У каждого что-то было, а Лунгин всегда отличался оригинальностью
(философ!) - и все обещали, что обязательно попробуют, когда снова занесет в
Питер. Тогда он сказал, что и в Москве можно тоже, но в Питере все-таки
лучше. Он лично кричал в районе улицы Марата, там, кстати, неподалеку как
раз музей-квартира Достоевского, что, несомненно, способствует.
Лунгину намекнули в шутку, что он наверняка был вдребезги пьян, иначе -
с чего бы, собственно? Но тот шутки не понял почему-то (хотя ведь девяносто
процентов, что был) и даже внезапно обиделся, все остальное время просидев
молча и насупившись. А на нас всех словно действительно повеяло питерской
осенней стужью и черными арочными пролетами. Черный арочный пролет - что нас
ждет и кто нас ждет? (стихи Лунгина, который писал не только диссертацию).
В Кривулине же мы действительно видели коренного питерца: чувствовалось
в нем. В его, может быть, некоторой суховатости, подтянутости, собранности,
даже в тонких проволочных очках, старомодных, каких уже давно не носили, но
на его крепком, узком носу с небольшой горбинкой - самое то, стильное, как
если бы вместо галстука он носил бабочку или косынку.

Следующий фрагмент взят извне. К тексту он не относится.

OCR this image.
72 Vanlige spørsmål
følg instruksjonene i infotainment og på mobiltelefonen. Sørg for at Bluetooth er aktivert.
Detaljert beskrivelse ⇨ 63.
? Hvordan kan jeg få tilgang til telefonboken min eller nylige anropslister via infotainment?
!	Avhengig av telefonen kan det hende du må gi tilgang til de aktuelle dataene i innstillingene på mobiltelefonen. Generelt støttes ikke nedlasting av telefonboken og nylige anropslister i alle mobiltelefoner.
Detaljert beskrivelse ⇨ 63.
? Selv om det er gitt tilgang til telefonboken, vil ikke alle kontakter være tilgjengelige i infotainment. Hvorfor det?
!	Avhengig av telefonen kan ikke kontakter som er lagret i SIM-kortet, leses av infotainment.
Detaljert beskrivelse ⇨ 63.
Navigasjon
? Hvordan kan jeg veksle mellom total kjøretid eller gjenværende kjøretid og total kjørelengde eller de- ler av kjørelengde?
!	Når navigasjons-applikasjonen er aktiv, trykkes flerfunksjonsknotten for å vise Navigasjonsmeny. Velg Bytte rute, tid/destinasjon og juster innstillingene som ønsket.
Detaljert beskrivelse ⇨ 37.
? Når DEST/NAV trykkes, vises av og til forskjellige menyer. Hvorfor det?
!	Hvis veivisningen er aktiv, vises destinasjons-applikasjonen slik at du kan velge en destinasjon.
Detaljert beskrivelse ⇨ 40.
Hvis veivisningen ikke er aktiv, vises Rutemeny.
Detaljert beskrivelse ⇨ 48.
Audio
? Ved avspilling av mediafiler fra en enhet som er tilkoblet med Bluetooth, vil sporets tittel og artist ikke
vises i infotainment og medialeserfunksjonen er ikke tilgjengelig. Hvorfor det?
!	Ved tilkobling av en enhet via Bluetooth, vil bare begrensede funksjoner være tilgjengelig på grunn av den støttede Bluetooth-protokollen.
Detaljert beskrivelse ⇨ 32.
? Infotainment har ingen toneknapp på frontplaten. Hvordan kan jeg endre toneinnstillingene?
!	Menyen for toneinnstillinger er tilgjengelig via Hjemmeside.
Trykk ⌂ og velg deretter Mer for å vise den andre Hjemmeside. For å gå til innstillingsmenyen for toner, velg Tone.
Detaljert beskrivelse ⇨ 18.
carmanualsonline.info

Как ни странно, но нам это нравилось - в нем, потому, наверно, что он
не старался, а был таким, какой есть. Когда говорил, то очень близко, почти
вплотную наклонял лицо к лицу собеседника, глаза за стеклами серые,
внимательные - скорей всего, из-за близорукости, а, может, манера такая, и
еще любил задавать вопросы, не боялся показать, что чего-то не знает или не
понимает, ну да, наивный, что же делать? Питерское это было или какое, но
нам нравилось, и когда Кривулин долго не появлялся, то интересовались у
Эдика: как там твой знакомый, питерец?..
Время на нас напирало - и когда стояло, тихо закисая, как молоко, и
когда вдруг срывалось вскачь, тряско подбрасывая наши занемевшие тела и
души, пыталось что-то с нами сделать, а мы, как могли, уклонялись, -
условленный день, чаще всего воскресенье, вечер, но бывало и в будни, скажем
в четверг, и банщики знакомые, Коля или Вася, подсаживались, наливали им - в
знак уважения, презенты всякие - они это ценили. Завсегдатаи, одним словом.
Но уже отсеялся от нас Лева Рубин, отъехал в далекие края, в мир
загнивающего капитализма, нейрохирург высшего класса, которому не давали,
хотя он мог бы запросто стать знаменитостью, гордостью, светилом, славой, с
его-то руками и глазом, с его интуицией и выносливостью, и все это,
невостребованное, распирало его, выдавливалось наружу колючестью, резкостью,
выплескивалось всякими каратистскими увлечениями, пока наконец не
взорвалось, и все, не было больше с нами Левы, где-то за пределами
прогремело его имя, в чем мы, кстати, нисколько не сомневались.
Уже Гоша Стукалов, который тут же, в бане, мог зарисовать какого-нибудь
восточного человека, завернувшегося в простыню, так, что тот не мог
оторваться и платил деньги, и эти деньги Гоша моментально спускал, словно не
знал, что с ними делать, хотя часто сидел впроголодь, не желая продаваться,
- он уже стал инвалидом, попав, пьяный, под машину, а мог бы и вовсе не
выжить, но - собрали, слова доктора, буквально по кусочкам, вытащили. Мы
навещали его в больнице, где он учился заново ходить, внезапно
останавливался, прислонялся к стене, бледнел - мутило его, а мы поминали
Левушку Рубина, потому что тот наверняка смог бы совершить чудо, мы были
уверены.
У Кости Зайчонского родился третий ребенок, мальчик, ему уже было
совсем не до бани, все это понимали, но - вдруг появлялся у кого-нибудь
дома, вечером, садился у телевизора, молча, на час или два, что показывали -
не имело значения, и также молча уходил, ничего не объясняя...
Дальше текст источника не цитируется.